Would Mortgage Rates Create An Impact On Home Recovery?
There has been a great hike in the rates of mortgage, but as far as historical records are concerned, it would not create any impact on the prices of the homes. This is a report stated by Fanni Mae.
Fannie had taken a look into the mortgage rates of 1990 and researched several things on the basis of that. The surprising conclusion of the research was that the rise in rates could have hurt the sales of homes, but they had not any impact on the prices of the homes.
As far as history is concerned, the level in which the interest rates increase will not stop the recovery of the current housing. This is what is stated in the report.
The study conducted by Fannie also compared the rates of mortgage along with the historical price of homes and the data of sale. The report was focused on two different time periods when the rates increased. The first period was from 1993 October to 1994 December. At this time, the rates increased from 6.8% to 9.2%. On the other hand, the second period was from 1998 October to 2000 May. The rates hiked from 6.7% to 8.5%.
In the early 1990s when the rates increased, the home prices leveled. It then fell down suddenly. However, during the climb of the second rate, there was hardly impact on the prices of the homes.
Mark Palim, who was the lead in the study of Fannie Mae said, “What we see through the ups and downs of rate changes is that sellers are reluctant to lower prices.” At the same time, it was also found that the home buyers are interested to find ways of extending the resources. Thus, they switch to loan rates that are adjustable. This in turn, kept the payments affordable in the initial years.
Palim also claimed that economic trends are largely related with home prices and rates.
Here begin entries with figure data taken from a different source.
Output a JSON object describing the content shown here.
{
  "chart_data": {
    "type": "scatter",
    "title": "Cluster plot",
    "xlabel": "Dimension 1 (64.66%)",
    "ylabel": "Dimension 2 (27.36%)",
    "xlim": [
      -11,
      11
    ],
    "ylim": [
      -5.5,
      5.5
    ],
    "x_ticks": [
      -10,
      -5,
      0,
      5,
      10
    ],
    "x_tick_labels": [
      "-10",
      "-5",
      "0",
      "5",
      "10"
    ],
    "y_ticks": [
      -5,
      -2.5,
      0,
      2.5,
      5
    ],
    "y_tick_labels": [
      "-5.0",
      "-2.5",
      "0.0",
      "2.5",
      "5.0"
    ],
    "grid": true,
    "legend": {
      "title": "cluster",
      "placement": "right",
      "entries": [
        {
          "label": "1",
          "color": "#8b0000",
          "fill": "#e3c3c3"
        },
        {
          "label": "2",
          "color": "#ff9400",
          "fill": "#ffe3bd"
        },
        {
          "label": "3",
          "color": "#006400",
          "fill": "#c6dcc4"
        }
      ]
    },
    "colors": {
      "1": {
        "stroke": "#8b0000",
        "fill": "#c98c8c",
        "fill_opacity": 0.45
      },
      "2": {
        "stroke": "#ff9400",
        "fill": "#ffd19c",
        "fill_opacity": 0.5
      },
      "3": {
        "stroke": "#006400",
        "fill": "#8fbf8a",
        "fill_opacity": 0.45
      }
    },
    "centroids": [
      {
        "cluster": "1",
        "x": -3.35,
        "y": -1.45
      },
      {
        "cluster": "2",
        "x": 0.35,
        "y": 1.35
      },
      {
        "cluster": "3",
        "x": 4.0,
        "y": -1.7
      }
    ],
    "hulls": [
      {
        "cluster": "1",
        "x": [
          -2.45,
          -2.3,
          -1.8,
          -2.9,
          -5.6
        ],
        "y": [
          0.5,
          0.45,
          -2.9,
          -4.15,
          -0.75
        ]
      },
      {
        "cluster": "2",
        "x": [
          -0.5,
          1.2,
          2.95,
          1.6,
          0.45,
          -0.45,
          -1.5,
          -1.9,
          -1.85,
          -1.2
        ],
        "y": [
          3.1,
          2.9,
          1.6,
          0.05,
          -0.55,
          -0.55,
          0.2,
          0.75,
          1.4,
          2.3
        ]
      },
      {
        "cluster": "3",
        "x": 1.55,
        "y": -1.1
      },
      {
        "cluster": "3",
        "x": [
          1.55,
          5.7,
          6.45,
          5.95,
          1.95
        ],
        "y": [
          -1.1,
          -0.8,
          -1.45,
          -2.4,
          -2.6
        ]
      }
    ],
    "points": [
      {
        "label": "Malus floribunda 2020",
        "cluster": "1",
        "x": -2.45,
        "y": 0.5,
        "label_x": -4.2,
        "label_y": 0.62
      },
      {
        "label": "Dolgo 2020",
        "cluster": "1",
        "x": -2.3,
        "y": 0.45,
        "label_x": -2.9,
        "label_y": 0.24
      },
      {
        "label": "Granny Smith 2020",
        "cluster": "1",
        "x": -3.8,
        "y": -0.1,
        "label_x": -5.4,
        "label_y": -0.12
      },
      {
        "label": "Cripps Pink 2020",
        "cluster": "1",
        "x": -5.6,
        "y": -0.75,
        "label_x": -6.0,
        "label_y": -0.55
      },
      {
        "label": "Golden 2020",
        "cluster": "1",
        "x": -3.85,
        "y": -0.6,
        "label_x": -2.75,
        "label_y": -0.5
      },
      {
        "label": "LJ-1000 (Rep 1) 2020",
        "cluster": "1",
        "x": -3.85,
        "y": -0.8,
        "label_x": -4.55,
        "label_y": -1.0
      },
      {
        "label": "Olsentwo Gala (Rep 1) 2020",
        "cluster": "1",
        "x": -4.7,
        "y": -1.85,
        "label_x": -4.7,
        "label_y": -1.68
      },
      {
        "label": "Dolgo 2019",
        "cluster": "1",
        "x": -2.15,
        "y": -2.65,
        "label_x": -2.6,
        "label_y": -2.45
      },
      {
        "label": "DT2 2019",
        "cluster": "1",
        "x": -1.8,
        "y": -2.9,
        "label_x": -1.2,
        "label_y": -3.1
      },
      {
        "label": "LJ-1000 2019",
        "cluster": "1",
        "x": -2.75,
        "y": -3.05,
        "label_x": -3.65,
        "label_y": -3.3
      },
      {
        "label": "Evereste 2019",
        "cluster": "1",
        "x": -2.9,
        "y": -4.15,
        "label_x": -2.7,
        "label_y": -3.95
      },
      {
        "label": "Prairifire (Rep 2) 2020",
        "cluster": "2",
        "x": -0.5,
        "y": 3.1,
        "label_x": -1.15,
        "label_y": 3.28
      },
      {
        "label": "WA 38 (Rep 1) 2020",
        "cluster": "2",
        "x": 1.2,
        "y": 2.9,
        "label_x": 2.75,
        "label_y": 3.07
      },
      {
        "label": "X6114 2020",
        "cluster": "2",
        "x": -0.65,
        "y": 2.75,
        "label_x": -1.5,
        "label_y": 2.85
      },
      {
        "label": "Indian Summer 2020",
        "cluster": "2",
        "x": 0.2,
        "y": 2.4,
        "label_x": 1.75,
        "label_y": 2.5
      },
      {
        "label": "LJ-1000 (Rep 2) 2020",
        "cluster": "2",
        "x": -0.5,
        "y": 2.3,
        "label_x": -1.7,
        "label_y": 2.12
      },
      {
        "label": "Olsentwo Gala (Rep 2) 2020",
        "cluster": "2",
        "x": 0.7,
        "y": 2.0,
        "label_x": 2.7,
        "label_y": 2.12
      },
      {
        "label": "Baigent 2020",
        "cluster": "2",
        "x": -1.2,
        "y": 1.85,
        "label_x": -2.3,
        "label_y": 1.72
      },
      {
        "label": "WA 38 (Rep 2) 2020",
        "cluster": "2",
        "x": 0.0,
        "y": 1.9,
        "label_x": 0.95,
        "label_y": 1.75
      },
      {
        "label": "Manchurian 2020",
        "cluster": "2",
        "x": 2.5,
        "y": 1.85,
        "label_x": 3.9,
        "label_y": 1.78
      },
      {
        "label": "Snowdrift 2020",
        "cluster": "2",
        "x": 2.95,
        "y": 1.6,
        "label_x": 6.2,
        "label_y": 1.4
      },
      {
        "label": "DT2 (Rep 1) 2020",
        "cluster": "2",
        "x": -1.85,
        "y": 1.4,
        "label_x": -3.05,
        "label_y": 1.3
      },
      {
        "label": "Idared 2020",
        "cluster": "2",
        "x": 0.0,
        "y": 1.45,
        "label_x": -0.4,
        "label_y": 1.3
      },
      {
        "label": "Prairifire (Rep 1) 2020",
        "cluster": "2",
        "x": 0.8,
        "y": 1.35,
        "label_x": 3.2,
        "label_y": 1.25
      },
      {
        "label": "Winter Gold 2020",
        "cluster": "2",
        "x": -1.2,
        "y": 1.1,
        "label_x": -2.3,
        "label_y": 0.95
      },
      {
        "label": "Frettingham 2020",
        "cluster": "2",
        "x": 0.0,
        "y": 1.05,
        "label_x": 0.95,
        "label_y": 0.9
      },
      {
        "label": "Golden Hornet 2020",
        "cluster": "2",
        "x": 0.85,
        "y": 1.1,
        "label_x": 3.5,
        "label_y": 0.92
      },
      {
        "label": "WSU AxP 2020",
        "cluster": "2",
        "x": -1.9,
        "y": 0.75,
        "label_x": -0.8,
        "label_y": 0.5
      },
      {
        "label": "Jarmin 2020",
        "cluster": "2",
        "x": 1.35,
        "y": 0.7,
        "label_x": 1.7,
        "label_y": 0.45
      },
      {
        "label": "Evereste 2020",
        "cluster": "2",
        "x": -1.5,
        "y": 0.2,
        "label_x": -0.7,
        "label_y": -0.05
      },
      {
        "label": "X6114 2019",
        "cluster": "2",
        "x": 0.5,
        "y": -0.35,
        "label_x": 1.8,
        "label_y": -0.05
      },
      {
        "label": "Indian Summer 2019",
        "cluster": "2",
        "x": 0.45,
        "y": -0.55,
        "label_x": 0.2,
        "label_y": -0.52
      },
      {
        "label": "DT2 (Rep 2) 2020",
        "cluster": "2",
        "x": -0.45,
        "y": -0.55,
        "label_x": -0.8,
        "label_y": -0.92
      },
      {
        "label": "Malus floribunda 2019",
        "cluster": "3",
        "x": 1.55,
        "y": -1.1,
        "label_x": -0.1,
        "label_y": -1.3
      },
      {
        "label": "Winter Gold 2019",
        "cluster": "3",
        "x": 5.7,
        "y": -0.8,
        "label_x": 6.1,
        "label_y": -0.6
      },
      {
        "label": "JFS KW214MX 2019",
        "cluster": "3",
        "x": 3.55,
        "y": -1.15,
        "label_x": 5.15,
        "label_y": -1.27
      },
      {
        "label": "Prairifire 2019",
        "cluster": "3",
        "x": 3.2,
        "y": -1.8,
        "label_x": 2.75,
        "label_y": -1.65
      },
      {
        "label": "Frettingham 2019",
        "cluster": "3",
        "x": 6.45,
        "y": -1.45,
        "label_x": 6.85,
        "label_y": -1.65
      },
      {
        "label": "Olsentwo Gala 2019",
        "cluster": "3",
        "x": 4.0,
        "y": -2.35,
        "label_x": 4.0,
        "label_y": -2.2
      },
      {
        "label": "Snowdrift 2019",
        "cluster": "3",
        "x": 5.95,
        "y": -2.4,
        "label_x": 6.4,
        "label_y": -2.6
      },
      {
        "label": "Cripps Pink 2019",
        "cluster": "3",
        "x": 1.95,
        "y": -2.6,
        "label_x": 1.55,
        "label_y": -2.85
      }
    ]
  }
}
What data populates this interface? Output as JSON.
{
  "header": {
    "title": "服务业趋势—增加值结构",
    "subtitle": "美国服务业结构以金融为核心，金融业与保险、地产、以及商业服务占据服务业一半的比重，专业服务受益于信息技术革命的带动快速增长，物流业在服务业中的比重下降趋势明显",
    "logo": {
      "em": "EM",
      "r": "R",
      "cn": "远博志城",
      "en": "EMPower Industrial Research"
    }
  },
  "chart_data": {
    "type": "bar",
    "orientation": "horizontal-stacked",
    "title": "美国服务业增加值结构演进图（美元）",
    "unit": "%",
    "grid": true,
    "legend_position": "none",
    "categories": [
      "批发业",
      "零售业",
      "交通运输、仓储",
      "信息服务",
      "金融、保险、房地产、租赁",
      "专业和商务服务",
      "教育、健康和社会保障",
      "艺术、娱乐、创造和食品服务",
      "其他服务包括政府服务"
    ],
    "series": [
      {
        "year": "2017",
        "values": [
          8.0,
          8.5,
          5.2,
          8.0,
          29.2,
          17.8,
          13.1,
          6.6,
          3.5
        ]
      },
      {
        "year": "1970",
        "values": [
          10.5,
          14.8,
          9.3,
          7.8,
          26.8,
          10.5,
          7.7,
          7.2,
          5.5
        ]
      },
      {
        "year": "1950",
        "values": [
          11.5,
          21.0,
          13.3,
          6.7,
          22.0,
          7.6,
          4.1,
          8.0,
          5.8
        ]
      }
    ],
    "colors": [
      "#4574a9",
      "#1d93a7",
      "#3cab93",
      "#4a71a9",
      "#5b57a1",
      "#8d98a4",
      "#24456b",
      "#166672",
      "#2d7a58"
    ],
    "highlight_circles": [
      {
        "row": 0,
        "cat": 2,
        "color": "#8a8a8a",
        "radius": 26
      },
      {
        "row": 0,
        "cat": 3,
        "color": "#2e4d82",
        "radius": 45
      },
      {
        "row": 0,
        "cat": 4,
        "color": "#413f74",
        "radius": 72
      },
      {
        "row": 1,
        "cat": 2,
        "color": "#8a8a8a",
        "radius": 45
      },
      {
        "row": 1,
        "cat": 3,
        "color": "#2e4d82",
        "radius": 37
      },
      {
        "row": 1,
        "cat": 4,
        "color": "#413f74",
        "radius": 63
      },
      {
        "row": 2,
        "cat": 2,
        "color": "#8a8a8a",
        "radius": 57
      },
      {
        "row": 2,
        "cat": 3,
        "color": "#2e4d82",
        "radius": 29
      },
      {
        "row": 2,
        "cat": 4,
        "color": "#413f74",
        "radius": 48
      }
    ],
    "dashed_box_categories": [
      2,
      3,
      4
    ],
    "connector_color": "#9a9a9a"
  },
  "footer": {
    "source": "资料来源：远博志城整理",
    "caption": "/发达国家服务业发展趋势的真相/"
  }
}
Thus, in a hot economy, there is a rise in rate. This also increases income and buying tendencies.
The entire research might throw some light on the housing market in the coming months.
Rising Interest Rates Preparation
There are some economists who claim that the rates will surely create an impact on the prices of the homes and also the recovery of the housing market.
A chief economist, Mark Zandi examined the mortgage rates and the data of home price for more than 20 years. He found that for a rise in every percentage, the pace of home price rise was lowered by at least half percentage. He also said that, if sustained, the current rate rise will take some of the steam out of the market”.
At the same time, he also noted that the rise in the current rates is low and mortgages are also affordable. This was claimed on the basis of historical average.
Jay Brinkmann, associated with Mortgage Bankers Association claimed that the increase in rates in the recent years will create an impact on the spending powers of the buyers.
There are people who buy homes for personal reasons. They relocate to work or they fall in love with a house. Thus, the hikes in rates do not stop them from buying homes. They are concerned about which house they buy. Thus, instead of a bigger house they can go for smaller ones or in a less expensive neighborhood. Thus, it does not lower the volume of sales.
A chief economist, Lawrence Yun, however says that the rates of mortgage will create an impact on the volume of sales and this will be ultimately followed by the home prices.